Already on GitHub? Sign in to your account

New cache layout broke VS code plugin #4069

Closed
ry opened this issue Feb 21, 2020 · 48 comments
Closed

New cache layout broke VS code plugin #4069

ry opened this issue Feb 21, 2020 · 48 comments

Comments

@ry
Copy link
Member

ry commented Feb 21, 2020

Previously Deno cached HTTP resources in a directory structure that was similar to the URL

It looked like this

$DENO_DIR/deps/https/deno.land/std/examples/curl.ts

This was a very simple and nice system as it's very obvious how URLs map to the cache. VS code plugin made assumptions about this layout.

However we discovered there are some URLs that don't easily map to this structure - in particular URLs with query strings, or URLs that don't have a file extension but serve TS/JS. (See #4030)

So now we use a cache structure which is flat and hashes URL

$DENO_DIR/deps/https/deno.land/11d2ae31f7817c87b53893788205d431da511568dcd7bb9c363c6e52fb21a7fd

The VS Code plugin is very important - so let's figure out how to resolve this problem.

cc @axetroy @bartlomieju

@kitsonk
Copy link
Contributor

kitsonk commented Feb 21, 2020

What if there was a manifest in $DENO_DIR/deps that contained information like:

{
  "https://deno.land/foo/bar.ts": "https/deno.land/11d2ae31f7817c87b53893788205d431da511568dcd7bb9c363c6e52fb21a7fd"
}

Potentially more data could be cached in the key, like if there were redirects from the requested URL to the final one.

@bartlomieju
Copy link
Member

Using manifest file was my initial thought, but we decided to skip it because URLs are consistently hashed. Adding such file, should not be a big problem though.

Waiting for @axetroy to let us know what are requirements for extension to make it work

@axetroy

This comment has been minimized.

@axetroy

This comment has been minimized.

@axetroy

This comment has been minimized.

@lucacasonato
Copy link
Member

@axetroy I secondary benefit of the hashed files was that it would fix the collision between importing 'example.com/mymodule' and 'example.com/mymodule/mod.ts', because before this would not work because 'directory could not be created because a file with name mymodule already exists'.

I also think creating huge manifest files will create some perf issues, but I think currently they are the best idea due to all of the benefits that the hashed file names provide. What if there was one manifest per origin?

@kitsonk
Copy link
Contributor

kitsonk commented Feb 22, 2020

I'm not sure it would be that horrible versus the current situation. We already write out headers and other stuff, and we don't expire stuff in the cache, so if we are intelligent about it, we wouldn't even touch the file unless we are actually writing out something to the cache. Also Deno shouldn't use it internally as an index or anything, it simply should write stuff out.
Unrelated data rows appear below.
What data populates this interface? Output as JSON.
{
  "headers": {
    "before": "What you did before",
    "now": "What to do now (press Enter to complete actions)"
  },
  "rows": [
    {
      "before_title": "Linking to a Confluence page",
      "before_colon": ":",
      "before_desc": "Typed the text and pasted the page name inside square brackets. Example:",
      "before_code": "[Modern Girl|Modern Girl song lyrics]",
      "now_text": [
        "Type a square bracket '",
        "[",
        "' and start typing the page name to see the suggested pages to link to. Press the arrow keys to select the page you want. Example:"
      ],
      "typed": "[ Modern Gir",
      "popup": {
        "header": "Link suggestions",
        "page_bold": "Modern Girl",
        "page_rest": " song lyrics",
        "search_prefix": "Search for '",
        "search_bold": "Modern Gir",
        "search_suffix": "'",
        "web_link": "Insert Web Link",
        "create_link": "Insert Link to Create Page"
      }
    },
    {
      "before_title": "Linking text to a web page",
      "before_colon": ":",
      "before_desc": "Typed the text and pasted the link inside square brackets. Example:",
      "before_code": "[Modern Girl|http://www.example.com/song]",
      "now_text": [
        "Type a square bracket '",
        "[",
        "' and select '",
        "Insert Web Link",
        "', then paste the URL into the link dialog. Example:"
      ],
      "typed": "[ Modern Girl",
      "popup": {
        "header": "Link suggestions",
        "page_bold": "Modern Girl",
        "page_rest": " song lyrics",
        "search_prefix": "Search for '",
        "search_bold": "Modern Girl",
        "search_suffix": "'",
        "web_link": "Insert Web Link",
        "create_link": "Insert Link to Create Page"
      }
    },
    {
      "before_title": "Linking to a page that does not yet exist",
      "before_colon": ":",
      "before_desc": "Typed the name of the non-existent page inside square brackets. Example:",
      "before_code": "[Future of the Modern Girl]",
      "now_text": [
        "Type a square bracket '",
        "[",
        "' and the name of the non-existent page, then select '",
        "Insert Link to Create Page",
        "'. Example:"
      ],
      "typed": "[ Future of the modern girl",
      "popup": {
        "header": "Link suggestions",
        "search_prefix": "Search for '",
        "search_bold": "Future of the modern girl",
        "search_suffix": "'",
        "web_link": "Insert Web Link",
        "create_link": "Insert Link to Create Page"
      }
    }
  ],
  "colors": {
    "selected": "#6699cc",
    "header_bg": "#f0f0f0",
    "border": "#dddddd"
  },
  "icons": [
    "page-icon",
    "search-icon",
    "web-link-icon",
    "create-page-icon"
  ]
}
If someone deletes only a part of a cache but doesn't delete the manifest file, that is there problem.

@bartlomieju
Copy link
Member

eg.
https://deno.land/std/examples/curl.ts
$DENO_DIR/deps/https/deno.land/std/examples/[hash1]

https://deno.land/std/examples/curl.ts?foo=bar
$DENO_DIR/deps/https/deno.land/std/examples/[hash2]

This will not work, because of the collisions @lucacasonato mentioned.

You can find https://deno.land/std/path/mod.ts which modules it depends on, but you don't know what the cache file > $DENO_DIR/deps/https/deno.land/72ee5916977ca9d8801c801f642353d811373786e51e3d7574cca966634b4f97 depends on

I'm not sure I understand this argument - contents of the file are not changed; it's just a filename in DENO_DIR that is changed compared to original request.
Also DENO_DIR is implementation detail of Deno and shouldn't really be played with by users.

I'm not sure it would be that horrible versus the current situation. We already write out headers and other stuff, and we don't expire stuff in the cache, so if we are intelligent about it, we wouldn't even touch the file unless we are actually writing out something to the cache. Also Deno shouldn't use it internally as an index or anything, it simply should write stuff out. If someone deletes only a part of a cache but doesn't delete the manifest file, that is there problem.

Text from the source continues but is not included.